“We met Michele Mattei in our village of Bonnieux in 2008. A retired pediatrician from Marseille, she had inherited two large historic houses in the oldest part of the village from her parents. She and her son (then a university student) had carried on her parents’ work to restore these houses and preserve this important history.
Both houses are built into the ancient walls of this hilltop village. One house– called Maison Forte– extends five or six levels, built into the rock that was once a quarry. In the 6th century early inhabitants fled their homes down near the river when Barbarians invaded. They created primitive dwellings in the rock, now the lowest level of Michele’s house. Later, in the 12th century, the Knights Templar had a post here, watching over the Luberon valley. Soldiers lived in the lower level while the officers had more impressive dwellings above. There was an olive mill, a cistern, a vat for wine storage. The last part of the house was added above in the 17th century. There are at least 25 rooms. This has been a real labor of love by Michele and her son. It’s not open to visitors, though they have created two rental apartments to generate some income for ongoing restoration work.

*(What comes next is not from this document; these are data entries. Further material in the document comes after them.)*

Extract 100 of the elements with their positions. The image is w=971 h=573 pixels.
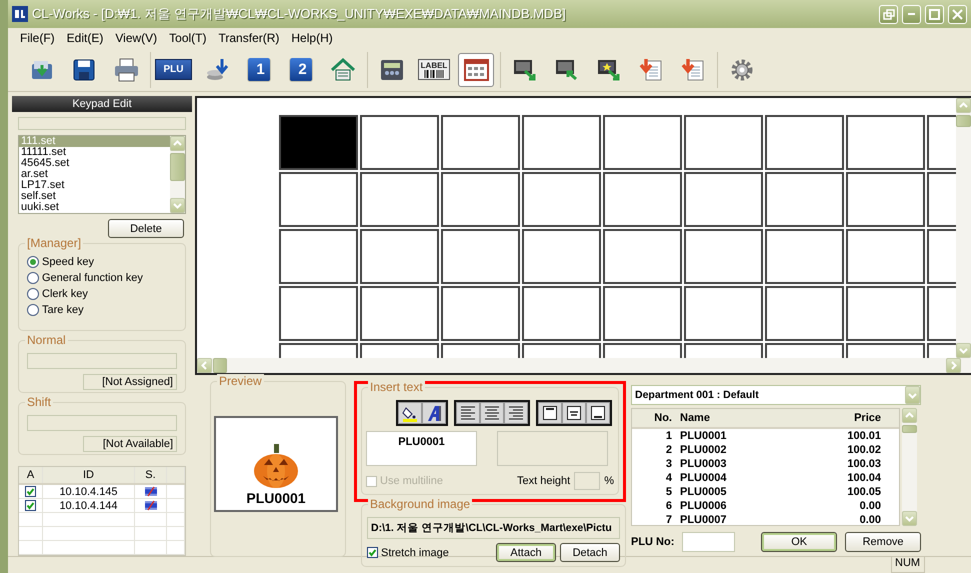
radio-button[interactable]: [27, 256, 39, 268]
file-list-item[interactable]: LP17.set: [19, 180, 170, 192]
restore-button[interactable]: [879, 4, 898, 24]
keypad-key[interactable]: [846, 286, 925, 341]
table-row[interactable]: 7 PLU0007 0.00: [632, 513, 899, 525]
keypad-key[interactable]: [522, 115, 601, 170]
radio-button[interactable]: [27, 272, 39, 284]
text-height-field[interactable]: [574, 472, 600, 490]
keypad-key[interactable]: [846, 172, 925, 227]
keypad-key[interactable]: [522, 172, 601, 227]
keypad-key[interactable]: [441, 286, 520, 341]
keypad-key[interactable]: [603, 286, 682, 341]
table-row[interactable]: 3 PLU0003 100.03: [632, 457, 899, 471]
scroll-thumb[interactable]: [956, 115, 971, 127]
table-row[interactable]: 6 PLU0006 0.00: [632, 499, 899, 513]
checkbox[interactable]: [25, 500, 36, 511]
second-text-field[interactable]: [497, 431, 608, 466]
checkbox[interactable]: [367, 547, 378, 558]
close-button[interactable]: [948, 4, 967, 24]
align-left-button[interactable]: [456, 402, 480, 424]
key-field[interactable]: [27, 353, 177, 369]
file-list-item[interactable]: self.set: [19, 191, 170, 202]
font-button[interactable]: [422, 402, 446, 424]
keypad-key[interactable]: [360, 115, 439, 170]
delete-button[interactable]: Delete: [108, 219, 184, 238]
scrollbar[interactable]: [197, 358, 971, 373]
file-list-item[interactable]: 11111.set: [19, 147, 170, 158]
radio-option[interactable]: Tare key: [27, 302, 177, 318]
fill-color-button[interactable]: [398, 402, 422, 424]
scrollbar[interactable]: [956, 98, 971, 358]
filter-field[interactable]: [18, 117, 186, 130]
maximize-button[interactable]: [925, 4, 944, 24]
attach-button[interactable]: Attach: [496, 543, 556, 562]
keypad-key[interactable]: [765, 286, 844, 341]
align-bottom-button[interactable]: [586, 402, 610, 424]
keypad-key[interactable]: [603, 115, 682, 170]
keypad-key[interactable]: [360, 229, 439, 284]
scrollbar[interactable]: [170, 136, 185, 214]
keypad-key[interactable]: [765, 172, 844, 227]
column-header[interactable]: A: [19, 467, 43, 483]
keypad-key[interactable]: [522, 229, 601, 284]
menu-item[interactable]: Transfer(R): [212, 30, 286, 46]
keypad-key[interactable]: [603, 172, 682, 227]
number-button[interactable]: 2: [283, 52, 319, 86]
table-row[interactable]: 4 PLU0004 100.04: [632, 471, 899, 485]
table-row[interactable]: 5 PLU0005 100.05: [632, 485, 899, 499]
keypad-key[interactable]: [684, 172, 763, 227]
align-right-button[interactable]: [504, 402, 528, 424]
column-header[interactable]: S.: [135, 467, 167, 483]
file-list-item[interactable]: 45645.set: [19, 158, 170, 170]
menu-item[interactable]: Help(H): [285, 30, 339, 46]
align-center-button[interactable]: [480, 402, 504, 424]
column-header[interactable]: Price: [816, 412, 885, 424]
align-middle-button[interactable]: [562, 402, 586, 424]
keypad-key[interactable]: [846, 229, 925, 284]
menu-item[interactable]: Edit(E): [60, 30, 110, 46]
scroll-thumb[interactable]: [170, 153, 185, 182]
ok-button[interactable]: OK: [761, 532, 838, 552]
keypad-key[interactable]: [765, 229, 844, 284]
radio-button[interactable]: [27, 288, 39, 300]
column-header[interactable]: No.: [632, 412, 676, 424]
radio-option[interactable]: Clerk key: [27, 286, 177, 302]
keypad-button[interactable]: [458, 52, 494, 86]
keypad-key[interactable]: [684, 229, 763, 284]
radio-option[interactable]: General function key: [27, 270, 177, 286]
keypad-key[interactable]: [846, 115, 925, 170]
checkbox[interactable]: [25, 486, 36, 497]
number-button[interactable]: 1: [241, 52, 277, 86]
radio-button[interactable]: [27, 304, 39, 316]
keypad-key[interactable]: [441, 229, 520, 284]
file-list-item[interactable]: ar.set: [19, 169, 170, 180]
menu-item[interactable]: Tool(T): [163, 30, 212, 46]
key-text-field[interactable]: PLU0001: [366, 431, 477, 466]
key-field[interactable]: [27, 415, 177, 431]
keypad-key[interactable]: [360, 286, 439, 341]
file-list-item[interactable]: uuki.set: [19, 202, 170, 214]
plu-number-field[interactable]: [682, 532, 736, 552]
keypad-key[interactable]: [441, 115, 520, 170]
menu-item[interactable]: File(F): [14, 30, 61, 46]
department-dropdown[interactable]: Department 001 : Default: [631, 385, 921, 405]
menu-item[interactable]: View(V): [109, 30, 164, 46]
keypad-key[interactable]: [360, 172, 439, 227]
keypad-key[interactable]: [765, 115, 844, 170]
keypad-key[interactable]: [441, 172, 520, 227]
column-header[interactable]: Name: [676, 412, 816, 424]
keypad-key[interactable]: [684, 286, 763, 341]
file-list[interactable]: 111.set 11111.set 45645.set ar.set LP17.set self.set uuki.set: [18, 135, 186, 214]
scrollbar[interactable]: [902, 408, 917, 526]
remove-button[interactable]: Remove: [845, 532, 922, 552]
scroll-thumb[interactable]: [902, 425, 917, 433]
keypad-key[interactable]: [684, 115, 763, 170]
detach-button[interactable]: Detach: [560, 543, 620, 562]
table-row[interactable]: 1 PLU0001 100.01: [632, 429, 899, 443]
radio-option[interactable]: Speed key: [27, 254, 177, 270]
keypad-key[interactable]: [522, 286, 601, 341]
keypad-key[interactable]: [279, 172, 358, 227]
keypad-key[interactable]: [603, 229, 682, 284]
scroll-thumb[interactable]: [213, 358, 227, 373]
image-path-field[interactable]: D:\1. 저울 연구개발\CL\CL-Works_Mart\exe\Pictu: [367, 517, 620, 539]
table-row[interactable]: 2 PLU0002 100.02: [632, 443, 899, 457]
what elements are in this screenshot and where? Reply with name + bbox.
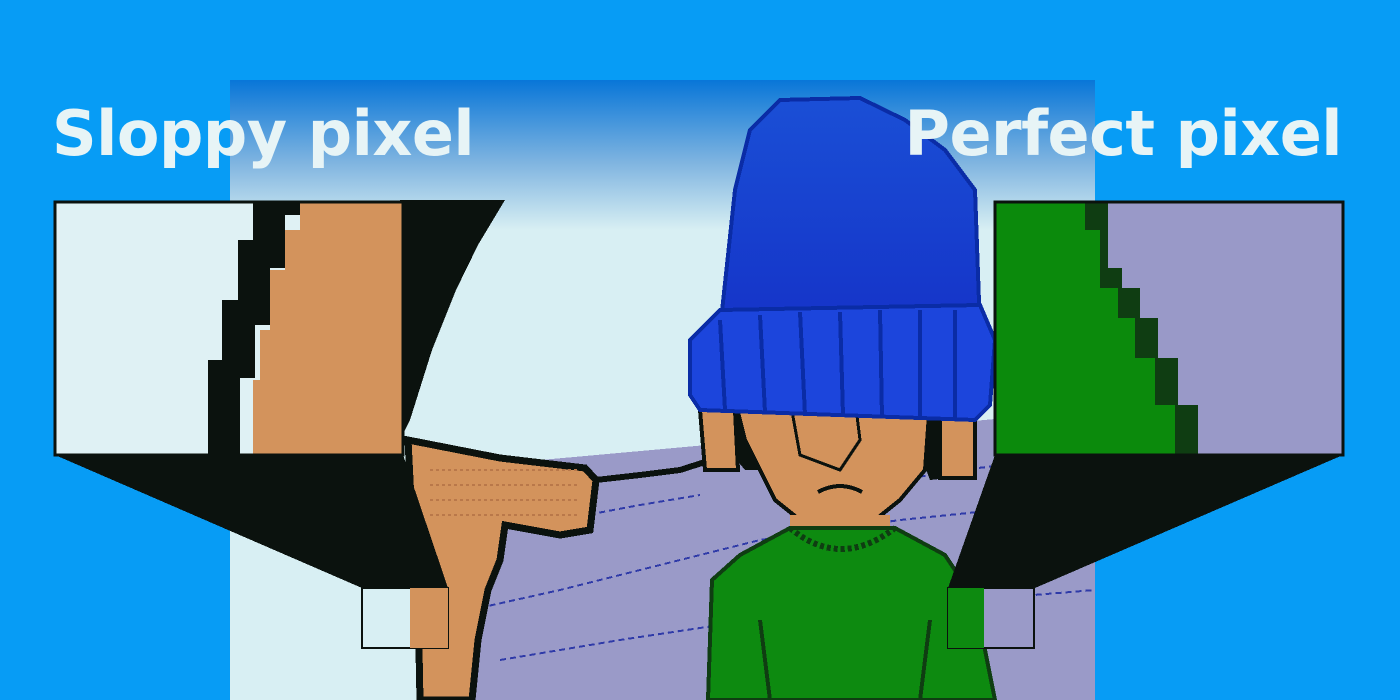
magnifier-perfect	[947, 200, 1345, 649]
hero-banner: Sloppy pixel Perfect pixel	[0, 0, 1400, 700]
sloppy-pixel-heading: Sloppy pixel	[52, 97, 475, 170]
perfect-pixel-heading: Perfect pixel	[904, 97, 1343, 170]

We made a personal connection with Michele, and she and her son Jean-Camille are dear friends. Since 2009 we’ve brought all our Luberon Experience groups here on a Sunday afternoon to visit the oldest areas of the house with Michele– over 50 groups! She usually drives up from Marseille (more than an hour south) to welcome us. Michele learned English so she could communicate with our groups, and after our tour she invites us into her garden for refreshments and conversation. She is so genuinely interested to meet people from other countries, and everyone is so interested to learn about her. This visit is one of the highlights of our week in the Luberon.

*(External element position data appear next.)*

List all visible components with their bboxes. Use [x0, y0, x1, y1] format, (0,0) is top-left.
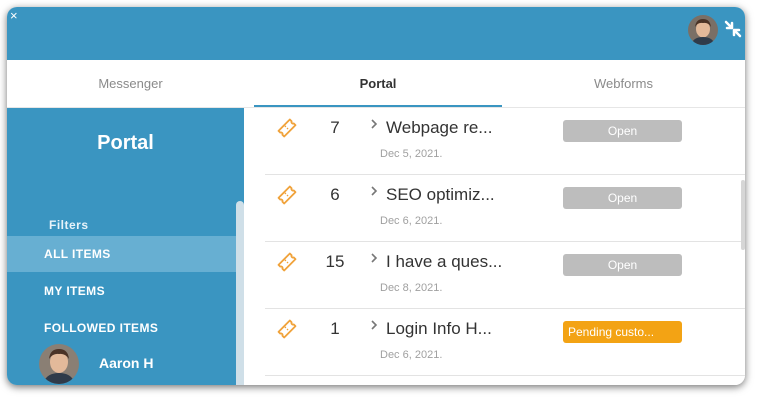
ticket-number: 1: [330, 319, 340, 338]
tab-bar: Messenger Portal Webforms: [7, 60, 745, 108]
header-avatar[interactable]: [688, 15, 718, 45]
tab-messenger[interactable]: Messenger: [7, 60, 254, 107]
ticket-number: 15: [325, 252, 345, 271]
user-avatar[interactable]: [39, 344, 79, 384]
ticket-date: Dec 8, 2021.: [380, 282, 443, 294]
status-badge: Pending custo...: [563, 321, 682, 343]
chevron-right-icon[interactable]: [369, 251, 379, 265]
ticket-row[interactable]: 7 Webpage re... Dec 5, 2021. Open: [265, 108, 745, 175]
tab-portal[interactable]: Portal: [254, 60, 502, 107]
user-name[interactable]: Aaron H: [99, 355, 153, 371]
ticket-title[interactable]: Webpage re...: [386, 118, 492, 138]
ticket-title[interactable]: Login Info H...: [386, 319, 492, 339]
status-badge: Open: [563, 254, 682, 276]
sidebar-item-my-items[interactable]: MY ITEMS: [7, 273, 236, 309]
sidebar-item-all-items[interactable]: ALL ITEMS: [7, 236, 236, 272]
ticket-number: 6: [330, 185, 340, 204]
ticket-icon: [277, 118, 297, 138]
close-icon[interactable]: ×: [10, 9, 18, 22]
ticket-date: Dec 6, 2021.: [380, 215, 443, 227]
ticket-icon: [277, 185, 297, 205]
ticket-date: Dec 5, 2021.: [380, 148, 443, 160]
ticket-number: 7: [330, 118, 340, 137]
ticket-icon: [277, 252, 297, 272]
ticket-row[interactable]: 1 Login Info H... Dec 6, 2021. Pending c…: [265, 309, 745, 376]
ticket-row[interactable]: 6 SEO optimiz... Dec 6, 2021. Open: [265, 175, 745, 242]
ticket-title[interactable]: SEO optimiz...: [386, 185, 495, 205]
filters-label: Filters: [49, 218, 89, 232]
chevron-right-icon[interactable]: [369, 318, 379, 332]
collapse-icon[interactable]: [723, 19, 743, 39]
ticket-list: 7 Webpage re... Dec 5, 2021. Open 6 SEO …: [244, 108, 745, 385]
ticket-title[interactable]: I have a ques...: [386, 252, 502, 272]
sidebar-scrollbar[interactable]: [236, 201, 244, 385]
sidebar-item-followed-items[interactable]: FOLLOWED ITEMS: [7, 310, 236, 346]
sidebar: Portal Filters ALL ITEMS MY ITEMS FOLLOW…: [7, 108, 244, 385]
chevron-right-icon[interactable]: [369, 184, 379, 198]
top-bar: ×: [7, 7, 745, 60]
ticket-icon: [277, 319, 297, 339]
sidebar-title: Portal: [97, 132, 154, 154]
status-badge: Open: [563, 120, 682, 142]
status-badge: Open: [563, 187, 682, 209]
list-scrollbar[interactable]: [741, 180, 745, 250]
tab-webforms[interactable]: Webforms: [502, 60, 745, 107]
ticket-date: Dec 6, 2021.: [380, 349, 443, 361]
chevron-right-icon[interactable]: [369, 117, 379, 131]
portal-window: × Messenger Portal Webforms Portal Filte…: [7, 7, 745, 385]
ticket-row[interactable]: 15 I have a ques... Dec 8, 2021. Open: [265, 242, 745, 309]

This photo was taken by one of our travelers in 2016 and entered in our photo contest. I love this photo of Michele… the eagerness and joy in her face as she welcomes our group, holding the big bunch of old keys that open the many doors in her vast house.”

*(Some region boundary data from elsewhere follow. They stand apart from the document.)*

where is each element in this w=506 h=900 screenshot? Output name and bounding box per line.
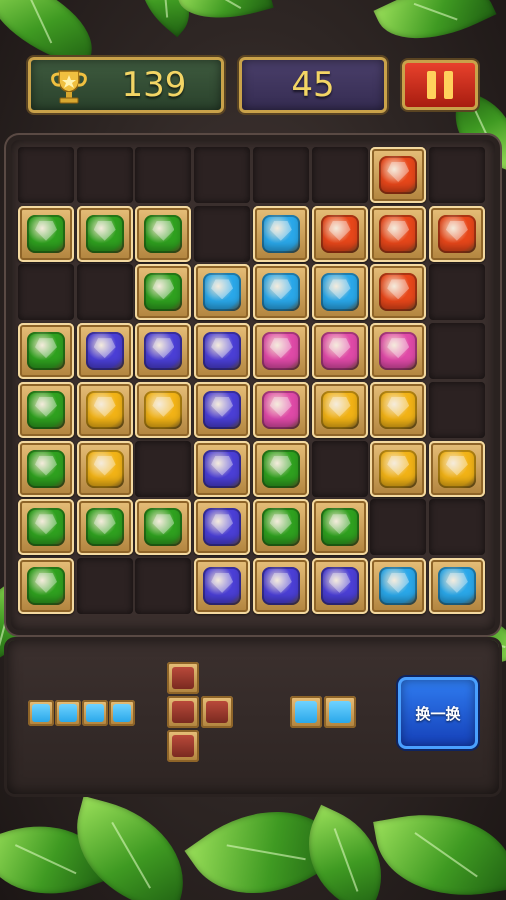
- piece-block: [167, 696, 199, 728]
- pause-icon: [444, 71, 453, 99]
- purple-gem-block: [311, 557, 368, 614]
- yellow-gem-block: [370, 381, 427, 438]
- pink-gem-block: [370, 323, 427, 380]
- green-gem-block: [252, 499, 309, 556]
- board-cell[interactable]: [194, 147, 251, 203]
- piece-block: [109, 700, 135, 726]
- board-cell[interactable]: [428, 147, 485, 203]
- pink-gem-block: [252, 381, 309, 438]
- trophy-icon: [51, 70, 87, 104]
- board-cell[interactable]: [76, 264, 133, 321]
- yellow-gem-block: [428, 440, 485, 497]
- green-gem-block: [311, 499, 368, 556]
- board-cell[interactable]: [135, 557, 192, 614]
- piece-block: [167, 662, 199, 694]
- blue-gem-block: [428, 557, 485, 614]
- game-board[interactable]: [11, 140, 495, 630]
- leaf-decoration: [373, 0, 497, 61]
- pink-gem-block: [311, 323, 368, 380]
- green-gem-block: [135, 499, 192, 556]
- blue-gem-block: [311, 264, 368, 321]
- board-cell[interactable]: [76, 557, 133, 614]
- green-gem-block: [18, 205, 74, 262]
- purple-gem-block: [194, 499, 251, 556]
- green-gem-block: [135, 205, 192, 262]
- orange-gem-block: [428, 205, 485, 262]
- green-gem-block: [76, 205, 133, 262]
- purple-gem-block: [76, 323, 133, 380]
- green-gem-block: [76, 499, 133, 556]
- green-gem-block: [18, 499, 74, 556]
- board-cell[interactable]: [311, 440, 368, 497]
- yellow-gem-block: [76, 381, 133, 438]
- orange-gem-block: [370, 264, 427, 321]
- current-score-panel: 45: [239, 57, 387, 113]
- orange-gem-block: [370, 147, 427, 203]
- blue-gem-block: [252, 264, 309, 321]
- purple-gem-block: [194, 440, 251, 497]
- yellow-gem-block: [135, 381, 192, 438]
- purple-gem-block: [194, 557, 251, 614]
- blue-gem-block: [194, 264, 251, 321]
- board-cell[interactable]: [311, 147, 368, 203]
- yellow-gem-block: [311, 381, 368, 438]
- blue-gem-block: [370, 557, 427, 614]
- orange-gem-block: [370, 205, 427, 262]
- pink-gem-block: [252, 323, 309, 380]
- board-cell[interactable]: [252, 147, 309, 203]
- best-score-value: 139: [121, 65, 187, 105]
- board-cell[interactable]: [76, 147, 133, 203]
- blue-gem-block: [252, 205, 309, 262]
- board-cell[interactable]: [428, 499, 485, 556]
- swap-button-label: 换一换: [415, 704, 461, 723]
- leaf-decoration: [373, 799, 506, 900]
- board-cell[interactable]: [194, 205, 251, 262]
- piece-block: [201, 696, 233, 728]
- board-cell[interactable]: [18, 264, 74, 321]
- green-gem-block: [18, 381, 74, 438]
- piece-block: [82, 700, 108, 726]
- yellow-gem-block: [76, 440, 133, 497]
- piece-block: [55, 700, 81, 726]
- purple-gem-block: [194, 381, 251, 438]
- piece-block: [324, 696, 356, 728]
- purple-gem-block: [135, 323, 192, 380]
- board-cell[interactable]: [428, 381, 485, 438]
- board-cell[interactable]: [428, 323, 485, 380]
- piece-block: [28, 700, 54, 726]
- best-score-panel: 139: [28, 57, 224, 113]
- green-gem-block: [18, 557, 74, 614]
- purple-gem-block: [252, 557, 309, 614]
- green-gem-block: [135, 264, 192, 321]
- orange-gem-block: [311, 205, 368, 262]
- pause-icon: [427, 71, 436, 99]
- board-cell[interactable]: [370, 499, 427, 556]
- leaf-decoration: [176, 0, 274, 31]
- piece-block: [290, 696, 322, 728]
- board-cell[interactable]: [428, 264, 485, 321]
- board-cell[interactable]: [135, 440, 192, 497]
- pause-button[interactable]: [402, 60, 478, 110]
- yellow-gem-block: [370, 440, 427, 497]
- purple-gem-block: [194, 323, 251, 380]
- swap-button[interactable]: 换一换: [398, 677, 478, 749]
- green-gem-block: [18, 440, 74, 497]
- green-gem-block: [18, 323, 74, 380]
- green-gem-block: [252, 440, 309, 497]
- current-score-value: 45: [291, 65, 335, 105]
- board-cell[interactable]: [135, 147, 192, 203]
- piece-block: [167, 730, 199, 762]
- board-cell[interactable]: [18, 147, 74, 203]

We’re a woman-owned company, and all our tours are led by me or by my business partner, an American woman who lives in Provence. We formed our partnership during the pandemic, when the future was unclear. Our tours are mostly based in one place for a full week, and we immerse ourselves in the local culture. Many of the local people we visit and get to know are women: winemakers, artisans, farmers, gardeners, cooks… always inspirational!
What can women travellers do to support other women when they travel?
Support women-owned travel businesses. Encourage and help other women to travel and seek new experiences. Be attentive to women travelers who may need help.